My father and I took the cats to the vet for their shots on Monday. Zen-Zen hadn't been getting much better on his thyroid medicine so I wanted him looked at again. He had been very lethargic, not himself at all. My father came with me supposedly to help. But he won't hold Zen because he insisted Zen will bite or claw him. Just because HIS cat clawed him. I was so impatient, I said, "He's sick, he won't bite you." But he held the poor cat at arm's length when Zen is a cuddler and wants to be hugged. Then he was carrying the box with Nutter in it sideways.

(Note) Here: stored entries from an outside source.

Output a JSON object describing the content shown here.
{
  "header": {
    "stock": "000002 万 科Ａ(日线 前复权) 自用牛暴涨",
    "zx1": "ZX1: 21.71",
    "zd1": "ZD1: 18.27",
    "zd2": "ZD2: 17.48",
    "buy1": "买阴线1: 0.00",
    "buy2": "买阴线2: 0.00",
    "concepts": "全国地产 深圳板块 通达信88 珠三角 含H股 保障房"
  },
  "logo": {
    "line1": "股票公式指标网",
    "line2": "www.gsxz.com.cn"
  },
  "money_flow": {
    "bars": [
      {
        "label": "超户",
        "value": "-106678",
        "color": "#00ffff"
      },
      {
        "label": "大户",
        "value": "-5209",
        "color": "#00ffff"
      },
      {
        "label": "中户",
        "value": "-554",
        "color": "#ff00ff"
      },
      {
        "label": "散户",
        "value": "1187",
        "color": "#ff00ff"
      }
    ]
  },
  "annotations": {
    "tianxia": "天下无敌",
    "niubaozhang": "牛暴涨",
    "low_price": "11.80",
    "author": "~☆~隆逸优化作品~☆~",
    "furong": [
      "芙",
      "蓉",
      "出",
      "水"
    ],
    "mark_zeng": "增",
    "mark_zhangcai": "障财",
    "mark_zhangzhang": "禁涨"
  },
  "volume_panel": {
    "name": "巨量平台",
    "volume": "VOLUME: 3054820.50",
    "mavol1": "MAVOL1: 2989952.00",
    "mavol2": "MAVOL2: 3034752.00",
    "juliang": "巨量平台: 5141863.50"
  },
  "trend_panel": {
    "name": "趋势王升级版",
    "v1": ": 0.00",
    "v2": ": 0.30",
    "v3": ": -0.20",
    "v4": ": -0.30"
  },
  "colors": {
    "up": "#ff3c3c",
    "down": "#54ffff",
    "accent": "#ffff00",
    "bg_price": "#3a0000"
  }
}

The vet poked at Zen, took his temperature which I thought would be high (it was low) and took him to weigh him. From there, my kitty was wisked away to stay overnight. I didn't get to say goodbye or kiss him again. The vet called after we left to say Zen had fluid in his chest from congestive heart failure and that he was going to draw out the fluid. He called again the next morning to say he'd drawn out a lot of the fluid and then Zen was breathing much better and I could pick him up after work.
Then he called at noon to say Zen had just died of a heart attack.
I can't process the loss of my cat so soon on the heels of losing Prism after only 3 weeks, and my beloved Goober I raised from an egg, and Gwennie last summer. That's 4 pets in 11 months. Add in my dad's illness and it's a wonder I'm not a total wreck.
I posted a lot about Zen on my other blog, including pictures.
Living in the Shadow of Alzheimers
4 years ago
1 comment:
I'm so sorry to hear this--it really is too much. It's not fair that you should have to grieve for your beautiful pets as well as for your Dad. Be good to yourself and remember that animals know when they're loved, and I can tell from your earlier posts how much you care for yours. Zen knew this. He had the best life possible with you. I think that they have souls and are waiting for us in a better place--that's where he is now.